Monday, March 10, 2008

What the Ebook Will Look Like Once Free

Let's take Chris Anderson's argument and assume that digital books eventually become free to the consumer. What are some ways that publishing can avoid going out of business? Anderson mentions five categories of revenue models that have worked for other categories of product:

Cross-subsidies: Buy one thing and get something else free. There are about a billion ways to run a cross-subsidy: buy the book, get the free movie ticket; buy the print book, get the ebook free; buy the event ticket, get the ebook. The benefits to the publisher and consumer vary depending on the specific offer, but they all involve having two things of value and giving one of them away free. How many book publishers are in that position?

Labor exchange: You get a free ebook after doing some brief work. Anderson uses this example: "you can get free porn if you solve a few captchas". You can get a free book if you do some editing work? Likelihood for book publishing? Not likely.

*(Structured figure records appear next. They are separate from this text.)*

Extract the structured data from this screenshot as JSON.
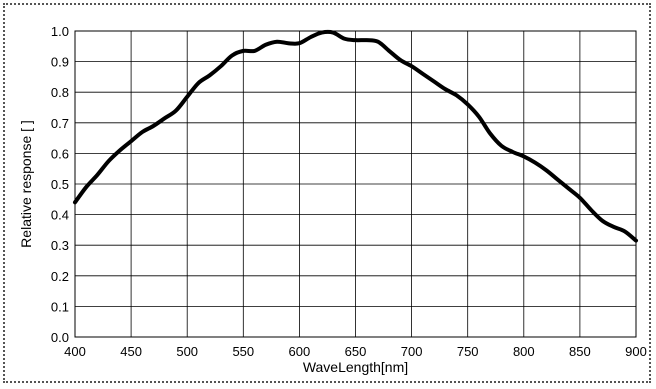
{
  "chart_data": {
    "type": "line",
    "title": "",
    "xlabel": "WaveLength[nm]",
    "ylabel": "Relative response [ ]",
    "xlim": [
      400,
      900
    ],
    "ylim": [
      0.0,
      1.0
    ],
    "x_ticks": [
      "400",
      "450",
      "500",
      "550",
      "600",
      "650",
      "700",
      "750",
      "800",
      "850",
      "900"
    ],
    "y_ticks": [
      "0.0",
      "0.1",
      "0.2",
      "0.3",
      "0.4",
      "0.5",
      "0.6",
      "0.7",
      "0.8",
      "0.9",
      "1.0"
    ],
    "grid": true,
    "legend": "none",
    "line_color": "#000000",
    "series": [
      {
        "x": [
          400,
          410,
          420,
          430,
          440,
          450,
          460,
          470,
          480,
          490,
          500,
          510,
          520,
          530,
          540,
          550,
          560,
          570,
          580,
          590,
          600,
          610,
          620,
          630,
          640,
          650,
          660,
          670,
          680,
          690,
          700,
          710,
          720,
          730,
          740,
          750,
          760,
          770,
          780,
          790,
          800,
          810,
          820,
          830,
          840,
          850,
          860,
          870,
          880,
          890,
          900
        ],
        "y": [
          0.44,
          0.49,
          0.53,
          0.575,
          0.61,
          0.64,
          0.67,
          0.69,
          0.715,
          0.74,
          0.785,
          0.83,
          0.855,
          0.885,
          0.92,
          0.935,
          0.935,
          0.955,
          0.965,
          0.96,
          0.96,
          0.98,
          0.995,
          0.995,
          0.975,
          0.97,
          0.97,
          0.965,
          0.935,
          0.905,
          0.885,
          0.86,
          0.835,
          0.81,
          0.79,
          0.76,
          0.72,
          0.665,
          0.625,
          0.605,
          0.59,
          0.57,
          0.545,
          0.515,
          0.485,
          0.455,
          0.415,
          0.38,
          0.36,
          0.345,
          0.315
        ]
      }
    ]
  }
}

Gift economy: You get a free ebook, no strings attached. It's free. You win, the publisher loses. Likelihood? Well, I'd say unlikely except that I'm not sure this isn't what's happened to music recording.

"Freemium": The basic version is free, the premium version costs money. Publishers are now publishing two books per book, dumbing down the real book into a free version. Likelihood? Not likely.

Advertising: Every ebook is free, but there are ads in them. Likelihood? Well, it's already happening. More soon.